By Kwah Wee Hong Forex Dealer, Phillip Futures
By Kwah Wee Hong Forex Dealer, Phillip Futures

A Look at the Malaysian Ringgit

First Published: e-Forex Magazine 60 / Currency Clips / April, 2015

Moving into 2015, the Malaysian Ringgit (MYR) is at its weakest against the US Dollar (USD) in nearly 5 and a half years. At the time of writing, 1 USD is worth about 3.6050 MYR, which is nearly 13% weaker than it was 6 months ago when it reached a low of 3.1415 MYR.  What had transpired during this period of time?

The Ringgit’s rapid depreciation was largely driven by a rapid and continuous decline in oil prices, a surge in the strength of US Dollar and ongoing domestic concerns, such as fiscal challenges and vulnerability to foreign capital outflows.

Oil prices 

The Ringgit is extremely vulnerable to fluctuations in oil prices given Malaysia’s status as a net oil exporter in the region and its government derives close to 30% of its revenues from the oil and gas sector. Thus, falling oil prices will lower its oil export revenues and any prolonged slump in oil prices could raise market concerns on the government’s fiscal consolidation efforts to trim its fiscal budget deficit to the revised target of 3.2% in 2015. 
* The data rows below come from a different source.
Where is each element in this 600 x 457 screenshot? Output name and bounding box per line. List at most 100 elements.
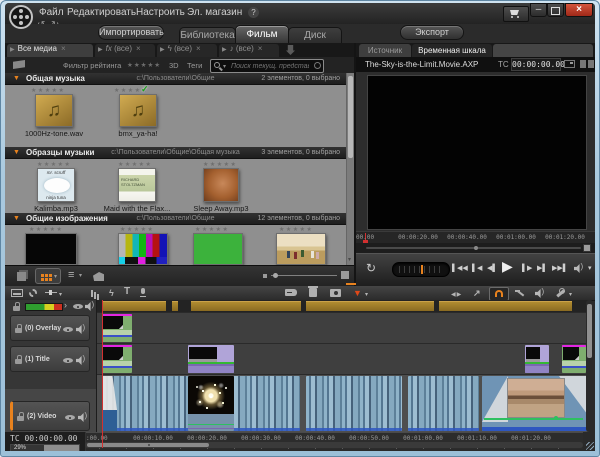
track-video-lane[interactable] bbox=[96, 375, 589, 432]
grid-view-button[interactable]: ▾ bbox=[35, 268, 61, 284]
title-tool-icon[interactable]: T bbox=[124, 287, 130, 297]
step-back-button[interactable]: ◀▌ bbox=[487, 264, 497, 272]
preview-scrubber[interactable] bbox=[356, 243, 595, 253]
minimize-button[interactable]: – bbox=[530, 3, 547, 17]
pin-icon[interactable] bbox=[286, 45, 295, 55]
timeline-h-scrollbar[interactable] bbox=[85, 442, 583, 448]
clip-title-purple[interactable] bbox=[188, 345, 234, 373]
video-preview-screen[interactable] bbox=[367, 75, 587, 230]
item-rating-stars[interactable]: ★★★★★ bbox=[120, 226, 154, 233]
resize-grip[interactable] bbox=[586, 442, 594, 450]
navigator-clip[interactable] bbox=[172, 301, 178, 311]
track-header-overlay[interactable]: (0) Overlay bbox=[10, 315, 90, 341]
loop-playback-icon[interactable]: ↻ bbox=[366, 261, 376, 275]
media-item-green-image[interactable] bbox=[193, 233, 243, 265]
cart-icon[interactable] bbox=[503, 6, 529, 22]
go-to-start-button[interactable]: ▌◀◀ bbox=[452, 264, 468, 272]
track-header-title[interactable]: (1) Title bbox=[10, 346, 90, 372]
scrubber-dot[interactable] bbox=[474, 246, 478, 250]
display-settings-icon[interactable] bbox=[11, 289, 23, 297]
collection-tab-fx[interactable]: ▶fx (все)× bbox=[95, 44, 155, 57]
volume-caret-icon[interactable]: ▾ bbox=[588, 264, 592, 272]
collection-tab-all-media[interactable]: ▶Все медиа× bbox=[7, 44, 93, 57]
timeline-navigator-strip[interactable] bbox=[96, 300, 589, 312]
expand-arrow-icon[interactable]: › bbox=[64, 300, 67, 310]
clip-video-blue[interactable] bbox=[306, 376, 402, 431]
close-button[interactable]: × bbox=[565, 3, 593, 17]
media-item-color-bars[interactable] bbox=[118, 233, 168, 265]
item-rating-stars[interactable]: ★★★★★ bbox=[31, 87, 65, 94]
filter-3d-label[interactable]: 3D bbox=[169, 61, 179, 70]
search-clear-icon[interactable] bbox=[314, 62, 321, 69]
tab-arrow-icon[interactable]: ▶ bbox=[10, 47, 15, 53]
import-button[interactable]: Импортировать bbox=[98, 25, 164, 40]
tab-close-icon[interactable]: × bbox=[136, 44, 141, 53]
clip-title-green[interactable] bbox=[562, 345, 586, 373]
timeline-timecode[interactable]: 00:00:00.00 bbox=[24, 434, 77, 443]
rating-filter-label[interactable]: Фильтр рейтинга bbox=[63, 61, 121, 70]
fade-curve-icon[interactable] bbox=[515, 290, 526, 298]
item-rating-stars[interactable]: ★★★★★ bbox=[37, 161, 71, 168]
tab-source[interactable]: Источник bbox=[359, 44, 411, 57]
tab-arrow-icon[interactable]: ▶ bbox=[222, 47, 227, 53]
visibility-eye-icon[interactable] bbox=[63, 325, 73, 333]
media-item-maid-with-flax[interactable]: RICHARD STOLTZMAN bbox=[118, 168, 156, 202]
menu-setup[interactable]: Настроить bbox=[136, 7, 185, 18]
clip-title-green[interactable] bbox=[102, 345, 132, 373]
previous-clip-button[interactable]: ▌◀ bbox=[472, 264, 482, 272]
lock-icon[interactable] bbox=[13, 302, 20, 311]
maximize-button[interactable] bbox=[547, 3, 564, 17]
tab-close-icon[interactable]: × bbox=[196, 44, 201, 53]
media-item-kalimba[interactable]: mr. scruff ninja tuna bbox=[37, 168, 75, 202]
track-header-video-selected[interactable]: (2) Video bbox=[10, 401, 90, 431]
keyframe-arrow-icon[interactable]: ↗ bbox=[473, 288, 481, 298]
navigator-clip[interactable] bbox=[306, 301, 434, 311]
menu-edit[interactable]: Редактировать bbox=[67, 7, 136, 18]
next-clip-button[interactable]: ▶▌ bbox=[537, 264, 547, 272]
collection-tab-transitions[interactable]: ▶ϟ (все)× bbox=[157, 44, 217, 57]
tab-arrow-icon[interactable]: ▶ bbox=[98, 47, 103, 53]
collection-tab-music[interactable]: ▶♪ (все)× bbox=[219, 44, 279, 57]
media-type-filter-icon[interactable] bbox=[13, 60, 25, 69]
marker-flag-icon[interactable]: ▼ bbox=[353, 288, 362, 298]
section-header-common-images[interactable]: ▼ Общие изображения c:\Пользователи\Общи… bbox=[5, 213, 346, 225]
section-header-common-music[interactable]: ▼ Общая музыка c:\Пользователи\Общие 2 э… bbox=[5, 73, 346, 85]
navigator-clip[interactable] bbox=[191, 301, 301, 311]
timeline-v-scrollbar[interactable] bbox=[586, 300, 593, 432]
tab-close-icon[interactable]: × bbox=[258, 44, 263, 53]
scroll-down-icon[interactable]: ▾ bbox=[348, 256, 351, 263]
volume-speaker-icon[interactable] bbox=[574, 264, 583, 273]
tab-movie[interactable]: Фильм bbox=[235, 25, 289, 44]
media-item-photo[interactable] bbox=[276, 233, 326, 265]
tab-disc[interactable]: Диск bbox=[288, 27, 342, 44]
wrench-tools-icon[interactable] bbox=[555, 288, 565, 298]
step-forward-button[interactable]: ▌▶ bbox=[522, 264, 532, 272]
clip-overlay-title[interactable] bbox=[102, 314, 132, 342]
scrollbar-thumb[interactable] bbox=[587, 304, 592, 358]
track-title-lane[interactable] bbox=[96, 344, 589, 374]
trash-delete-icon[interactable] bbox=[309, 288, 317, 297]
navigator-clip[interactable] bbox=[103, 301, 166, 311]
play-button[interactable]: ▶ bbox=[502, 258, 513, 275]
clip-desert-video[interactable] bbox=[482, 376, 589, 431]
timeline-playhead[interactable] bbox=[102, 300, 103, 448]
mute-speaker-icon[interactable] bbox=[76, 325, 85, 334]
scrubber-handle[interactable] bbox=[583, 244, 591, 252]
transition-lightning-icon[interactable]: ϟ bbox=[109, 288, 114, 298]
item-rating-stars[interactable]: ★★★★★ bbox=[118, 161, 152, 168]
preview-timecode[interactable]: 00:00:00.00 bbox=[511, 58, 561, 71]
shuttle-jog-control[interactable] bbox=[392, 262, 450, 277]
thumbnail-zoom-slider[interactable] bbox=[271, 275, 337, 276]
master-level-meter[interactable] bbox=[25, 303, 63, 311]
visibility-eye-icon[interactable] bbox=[65, 413, 75, 421]
audio-monitor-speaker-icon[interactable] bbox=[535, 289, 544, 298]
lock-icon[interactable] bbox=[15, 355, 22, 364]
lock-icon[interactable] bbox=[15, 324, 22, 333]
dual-preview-icon[interactable] bbox=[580, 60, 586, 68]
tab-timeline[interactable]: Временная шкала bbox=[412, 44, 492, 57]
chevron-down-icon[interactable]: ▾ bbox=[79, 272, 82, 279]
clip-audio-block[interactable] bbox=[102, 410, 117, 431]
media-item-bmx-ya-ha[interactable]: ♫ bbox=[119, 94, 157, 127]
settings-gear-icon[interactable] bbox=[29, 289, 37, 297]
tab-arrow-icon[interactable]: ▶ bbox=[160, 47, 165, 53]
Malaysia Ringgit (MYR) at its weakest in nearly 5.5 years 
due to rapid and continuous decline in oil prices

Malaysia Ringgit (MYR) at its weakest in nearly 5.5 years due to rapid and continuous decline in oil prices

Foreign capital outflows 

The Ringgit is also particularly sensitive to foreign capital outflows as foreign investors hold close to 40% of its outstanding public debt, one of the highest ratios in the region. International reserves have dropped sharply from USD131.9 billion as at 14 July 2014 to USD110.5 billion as at 13 February 2015. 

All these developments have resulted in negative impact on its economic growth and currency. As a result, Ringgit is nearly 13% weaker than it was 6 months ago.